Егор Кузьмич вскопал несколько рядов картофельных кустов, посмотрел на землянку – над трубою вился дымок. Должно быть, Анна утку палит. Сейчас варить поставит и выйдет картошку выбирать. Это в её-то положении! А что поделаешь? Нет других помощников – один как перст бьётся – и дом надо до холодов закончить, и с огородом управиться.
Егор взобрался на крышу, заскрипел шлак под ногами. Кинул взор на округу – ни кола, ни двора – с него начинается улица. В исполкоме так и сказали, вбитыми колышками обозначив усадьбу, здесь будет новый микрорайон, стройся «пионер». До болота рукой подать – дичь не пугана, на берег выходит. Егор покосился на ружьё с патронташом, лежавшие рядом с плотницким инструментом. Стрелял с крыши в пролетавших уток, стрелял метко, не для баловства. Ещё вот задумка – плоскодонку сколотить, сетей навязать – только ленивый здесь не прокормится. Вздохнул – сначала дом.

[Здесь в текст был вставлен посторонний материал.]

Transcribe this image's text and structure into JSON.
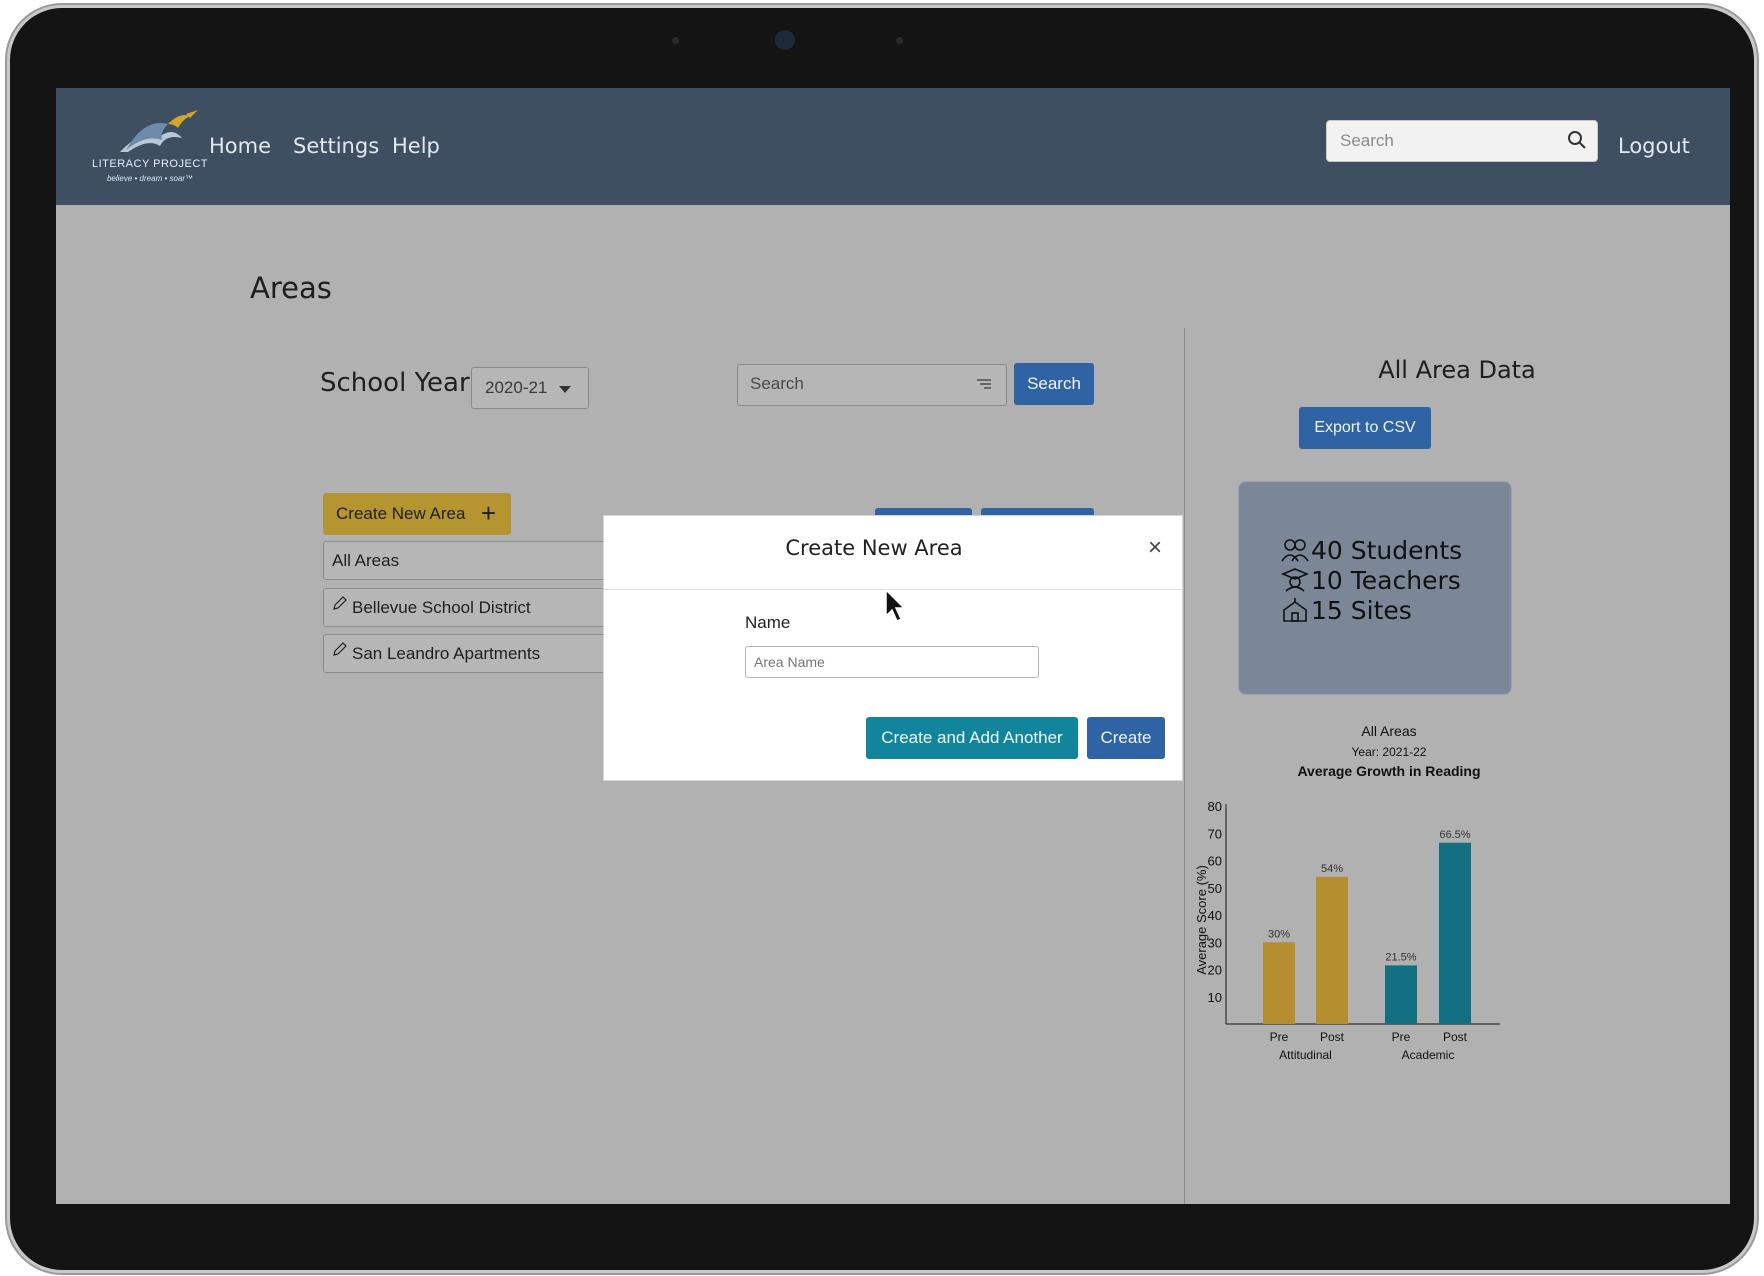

Стропила поставлены, обрешётку закончить и можно толь раскатывать. Крышу закроет, окна вставит – рамы смастрячены, застеклены, ждут в сарае своего часа – и можно печку разжигать: новоселье. Внутри и по зиме копаться не зябко. Успеть бы до дождей: кончается бабье лето – двадцать третье сентября.
Егор пристроил доску к общему ряду, тремя ударами молотка пришил её гвоздём к стропилу. Работа закипела, увлекла – руки делают, а мысли опережают. Как толь без помощника стелить? Что-нибудь придумаю. Так думай!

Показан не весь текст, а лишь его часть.